4- O aborto é crime em nosso país
Mesmo que você seja contrário à legalização, você acha que uma mulher ou quem a ajuda deva ser criminalizado por isso? Nosso código penal acha isso e defende de um a três anos de detenção para esses casos. A ADPF 442 defendida pelo PSOL visa derrubar justamente esses artigos, e como mínimo, descriminalizar a prática. Além disso, a luta para que os poucos direitos reprodutivos em relação ao tema não sofram um retrocesso é essencial. Foi uma dura batalha para que o abortamento por estupro, anencefalia e “terapêutico” para a mãe fossem aprovados. Não podemos deixar que esse Congresso reacionário, simbolizado por figuras como Bolsonaro, retroceda em nossos direitos. Para avançar, não retroceder é essencial. Hoje, no Brasil, se as mulheres que fizeram abortos fossem encarceradas, considerando que uma a cada cinco mulheres de 40 anos, ou mais, já fez um aborto, o sistema carcerário brasileiro cresceria em quatro vezes seu já absurdo tamanho.
A questão é que essa lei não é feita exatamente para encarcerá-las, mas para fazer com que quem não tenha dinheiro se submeta a riscos e óbitos completamente evitáveis se a prática fosse legalizada. O aborto já é legal em nosso país e é parte do cotidiano das mulheres, a questão é que ele é legal apenas para quem tem dinheiro. Diferente de leis como as em relação ao tráfico de drogas, que têm como centro o encarceramento da juventude negra, a lei em relação ao aborto tem como centro o controle da natalidade perante o Estado e em nosso país foi centro de uma série de “chantagens políticas”. Foi usada pela bancada religiosa como moeda de troca para apoio de determinado governo, ou não, seja nos governos do PT, como expresso na “Carta ao Povo de Deus”, por Dilma, seja nos governos reacionários como o de Temer e em projetos de candidatos como Bolsonaro.

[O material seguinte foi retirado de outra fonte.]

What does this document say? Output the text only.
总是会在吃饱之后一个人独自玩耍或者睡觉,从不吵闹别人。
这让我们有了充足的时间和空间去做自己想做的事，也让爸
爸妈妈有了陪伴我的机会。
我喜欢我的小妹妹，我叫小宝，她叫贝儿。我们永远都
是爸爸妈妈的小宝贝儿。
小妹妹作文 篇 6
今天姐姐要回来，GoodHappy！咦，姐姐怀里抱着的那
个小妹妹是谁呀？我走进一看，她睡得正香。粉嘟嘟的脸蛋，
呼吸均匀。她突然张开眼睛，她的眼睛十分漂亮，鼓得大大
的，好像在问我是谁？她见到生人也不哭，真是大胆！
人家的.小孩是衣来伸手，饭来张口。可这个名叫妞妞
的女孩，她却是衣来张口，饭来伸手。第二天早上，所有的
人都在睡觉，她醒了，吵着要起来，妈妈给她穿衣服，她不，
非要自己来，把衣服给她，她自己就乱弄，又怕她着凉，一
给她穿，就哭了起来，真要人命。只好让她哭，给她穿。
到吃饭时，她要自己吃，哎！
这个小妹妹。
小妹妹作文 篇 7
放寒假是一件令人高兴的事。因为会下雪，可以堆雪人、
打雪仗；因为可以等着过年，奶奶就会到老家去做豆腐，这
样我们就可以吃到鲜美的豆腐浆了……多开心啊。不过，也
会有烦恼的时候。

Não podemos aceitar que nossos direitos sejam moedas de troca e muito menos que mulheres continuem morrendo na clandestinidade do abortamento inseguro. Alguns ministros do STF já se posicionaram favoráveis à ADPF, e é possível que ainda esse ano haja uma posição do Supremo quanto à questão. É possível que dure anos tramitando, mas o importante é mantermos a pressão na sociedade, porque com todo esse cenário, cerca de 80% da população ainda é contrária ao abortamento em todos os casos. No caso de estupro a maioria da população é a favor. Precisamos discutir com as pessoas e mostrar a cara verdadeira do aborto em nosso país, a cara de mulheres negras, religiosas, casadas. A sua maioria já tem filhos, e que morrem em valas, nas suas casas ou em clínicas na mão de mercenários que se aproveitam de uma situação desesperadora.